Zumindest vom Schauplatz her hätte dieser Film auch in die ZDF-Sonntagsreihe „Fluss des Lebens“ gepasst: Die Handlung trägt sich größtenteils auf der Moldau zu. Während es in „Fluss des Lebens“ jedoch meist recht dramatisch zugeht, weil die Hauptfiguren mit existenziellen Herausforderungen konfrontiert werden, ist „Ein Sommer an der Moldau“ ein romantisches Melodram mit viel Landschaft und ausführlicher Prag-Hommage: Ein Großelternpaar will dem Mann der verstorbenen Tochter das Sorgerecht für die Enkelin entziehen. Die Berliner Privatdetektivin Sophie (Alina Levshin) soll beweisen, dass der womöglich auch noch gewalttätige tschechische Vater das elfjährige Mädchen nicht gut behandelt. Der erste Eindruck scheint die Vermutung zu bestätigen: Tomasz (Marko Cindrić) bietet mit seinem etwas in die Jahre gekommenen Schiff Flusskreuzfahrten auf der Moldau an. Während er hinter dem Steuer steht, muss Katka (Ziva Marie Faske) sämtliche Arbeiten an Bord verrichten und die wenigen Gäste bei Laune behalten. Außerdem hat der Mann seine Gefühle nicht immer Kontrolle. Aber je besser Sophie die beiden kennen lernt, umso mehr bröckelt dieses Bild: Vater und Tochter haben ein äußerst liebevolles Verhältnis.
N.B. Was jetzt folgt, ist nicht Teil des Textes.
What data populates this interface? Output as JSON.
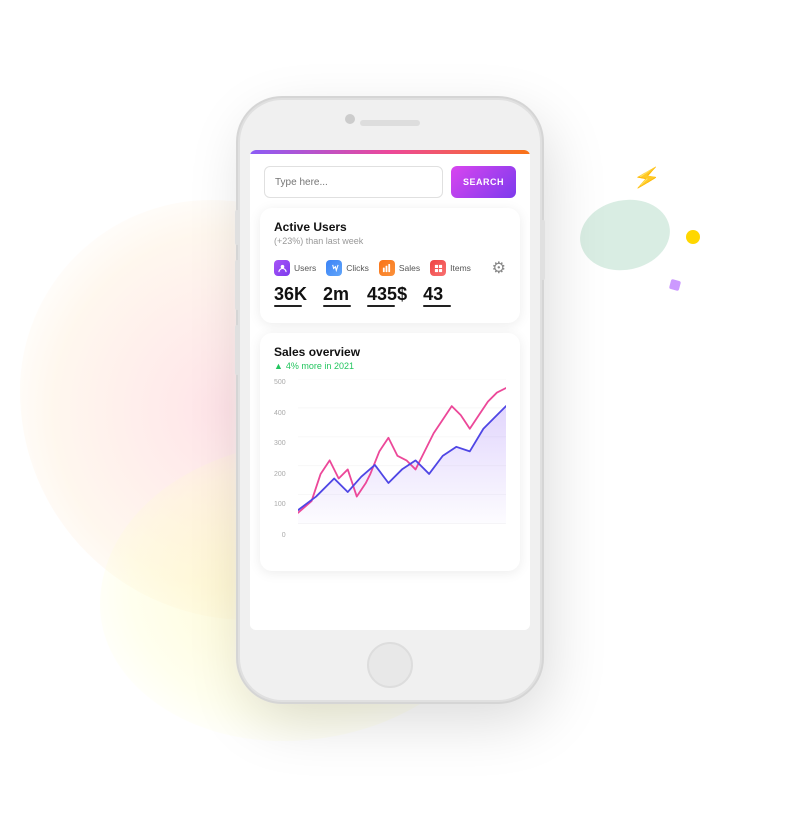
{
  "background": {
    "blob_colors": {
      "pink": "rgba(255,200,210,0.5)",
      "yellow": "rgba(255,245,180,0.6)",
      "green": "rgba(180,220,200,0.5)"
    },
    "accent_colors": {
      "lightning": "#FFD700",
      "dot_yellow": "#FFD700",
      "dot_purple": "#CC99FF"
    }
  },
  "search": {
    "placeholder": "Type here...",
    "button_label": "SEARCH"
  },
  "stats": {
    "title": "Active Users",
    "subtitle": "(+23%) than last week",
    "items": [
      {
        "label": "Users",
        "icon_type": "users",
        "value": "36K"
      },
      {
        "label": "Clicks",
        "icon_type": "clicks",
        "value": "2m"
      },
      {
        "label": "Sales",
        "icon_type": "sales",
        "value": "435$"
      },
      {
        "label": "Items",
        "icon_type": "items",
        "value": "43"
      }
    ]
  },
  "sales_overview": {
    "title": "Sales overview",
    "subtitle": "4% more in 2021",
    "chart": {
      "y_labels": [
        "500",
        "400",
        "300",
        "200",
        "100",
        "0"
      ],
      "line1_color": "#ec4899",
      "line2_color": "#4f46e5",
      "area_color": "rgba(139,92,246,0.15)"
    }
  }
}
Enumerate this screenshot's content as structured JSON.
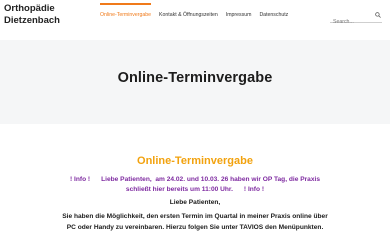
{
  "header": {
    "logo_line1": "Orthopädie",
    "logo_line2": "Dietzenbach"
  },
  "nav": {
    "items": [
      {
        "label": "Online-Terminvergabe",
        "active": true
      },
      {
        "label": "Kontakt & Öffnungszeiten",
        "active": false
      },
      {
        "label": "Impressum",
        "active": false
      },
      {
        "label": "Datenschutz",
        "active": false
      }
    ]
  },
  "search": {
    "placeholder": "Search...",
    "icon": "search-icon"
  },
  "hero": {
    "title": "Online-Terminvergabe"
  },
  "content": {
    "subtitle": "Online-Terminvergabe",
    "notice_line1": "! Info !      Liebe Patienten,  am 24.02. und 10.03. 26 haben wir OP Tag, die Praxis",
    "notice_line2": "schließt hier bereits um 11:00 Uhr.      ! Info !",
    "greeting": "Liebe Patienten,",
    "body_line1": "Sie haben die Möglichkeit, den ersten Termin im Quartal in meiner Praxis online über",
    "body_line2": "PC oder Handy zu vereinbaren. Hierzu folgen Sie unter TAVIOS den Menüpunkten."
  },
  "colors": {
    "accent": "#f07a1a",
    "subtitle": "#f2a20e",
    "notice": "#7e2aa0",
    "hero_bg": "#f5f6f7"
  }
}
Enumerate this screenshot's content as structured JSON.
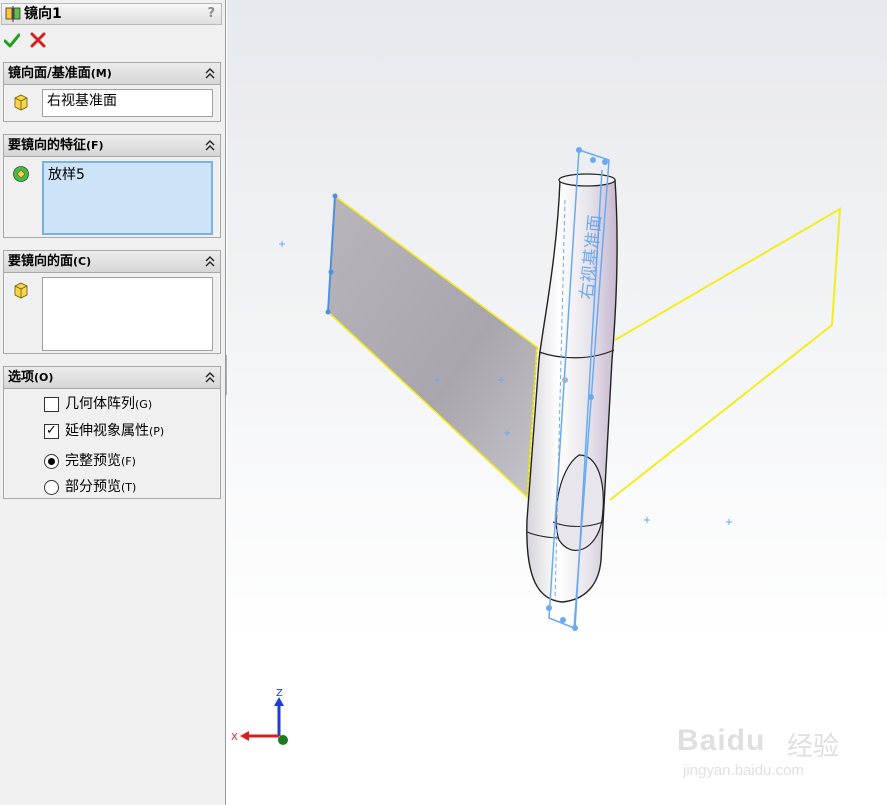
{
  "panel": {
    "title": "镜向1",
    "help": "?"
  },
  "groups": {
    "mirror_plane": {
      "title": "镜向面/基准面",
      "key": "(M)",
      "value": "右视基准面"
    },
    "features": {
      "title": "要镜向的特征",
      "key": "(F)",
      "items": [
        "放样5"
      ]
    },
    "faces": {
      "title": "要镜向的面",
      "key": "(C)"
    },
    "options": {
      "title": "选项",
      "key": "(O)",
      "geometry_pattern": {
        "label": "几何体阵列",
        "key": "(G)",
        "checked": false
      },
      "propagate_visual": {
        "label": "延伸视象属性",
        "key": "(P)",
        "checked": true
      },
      "full_preview": {
        "label": "完整预览",
        "key": "(F)",
        "selected": true
      },
      "partial_preview": {
        "label": "部分预览",
        "key": "(T)",
        "selected": false
      }
    }
  },
  "viewport": {
    "plane_label": "右视基准面",
    "triad": {
      "z": "Z",
      "x": "X"
    },
    "watermark": {
      "brand": "Baidu",
      "suffix": "经验",
      "url": "jingyan.baidu.com"
    }
  },
  "colors": {
    "preview_outline": "#f2ee1e",
    "plane_blue": "#6aaaf0",
    "panel_bg": "#f0f0f0",
    "active_list": "#cde3f7"
  }
}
Foto: ZDF / Stanislav Honzik
Eigentlich erzählt das Drehbuch (Axel Melzener und Julia Nika Neviandt haben die ursprüngliche Fassung von Daniel Call überarbeitet) jedoch eine ganz andere Geschichte. Im Grunde ist der Film eine Heldinnen-Reise, in deren Verlauf Sophie ihre eigene Haltung zum Leben überdenkt: Kurz vor der Abreise nach Tschechien hat ihr Freund Florian (Steve Windolf) sie mit einer gemeinsamen Wohnung überrascht; Kinderzimmer inklusive. Aber Sophie liebt ihre Arbeit und kann mit Kindern nichts anfangen, deshalb hatte sie den Moldau-Auftrag eigentlich schon abgelehnt; nun nutzt sie ihn, um kurzerhand aus der Beziehung zu flüchten. Die Flussfahrt hat allerdings einen allmählichen Sinneswandel zur Folge, denn während sie beobachtet, wie Tomasz und Katka gegenseitig Verantwortung füreinander übernehmen, werden Erinnerungen an ihre eigene Kindheit wach. Dank Hauptdarstellerin Alina Levshin besitzt dies selbst auf dem „Herzkino“-Sendeplatz noch eine gewisse Tiefe.
„Ein Sommer an der Moldau“ ist der erste Fernsehfilm von Sarah Winkenstette. Im Frühjahr ist ihr Regiedebüt „Zu weit weg“ in die Kinos gekommen, ein mehr als sehenswerter Familienfilm über zwei Jungs, die auf unterschiedliche Weise ihre Heimat verloren haben. Auch ihr „Herzkino“-Beitrag belegt, dass sie offenbar ein gutes Händchen für junge Darsteller hat. Ziva Marie Faske spielt hier ihre erste größere Rolle und macht das ganz ausgezeichnet, zumal Katka eine sehr komplexe Figur ist: Bei der Arbeit an Bord und im Austausch mit den Gästen wirkt sie fast erwachsen, aber wenn sie mit Sophie über den Tod ihrer Mutter spricht, ist sie noch ganz Kind. Der Serbe Marko Cindrić ist als viriler Typ mit melancholischem Blick in seiner ersten größeren deutschen Rolle ebenfalls eine gute Besetzung für Tomasz, der seine Tochter anscheinend als billige Arbeitskraft ausbeutet, ihr in Wirklichkeit aber ein denkbar liebevoller Vater ist.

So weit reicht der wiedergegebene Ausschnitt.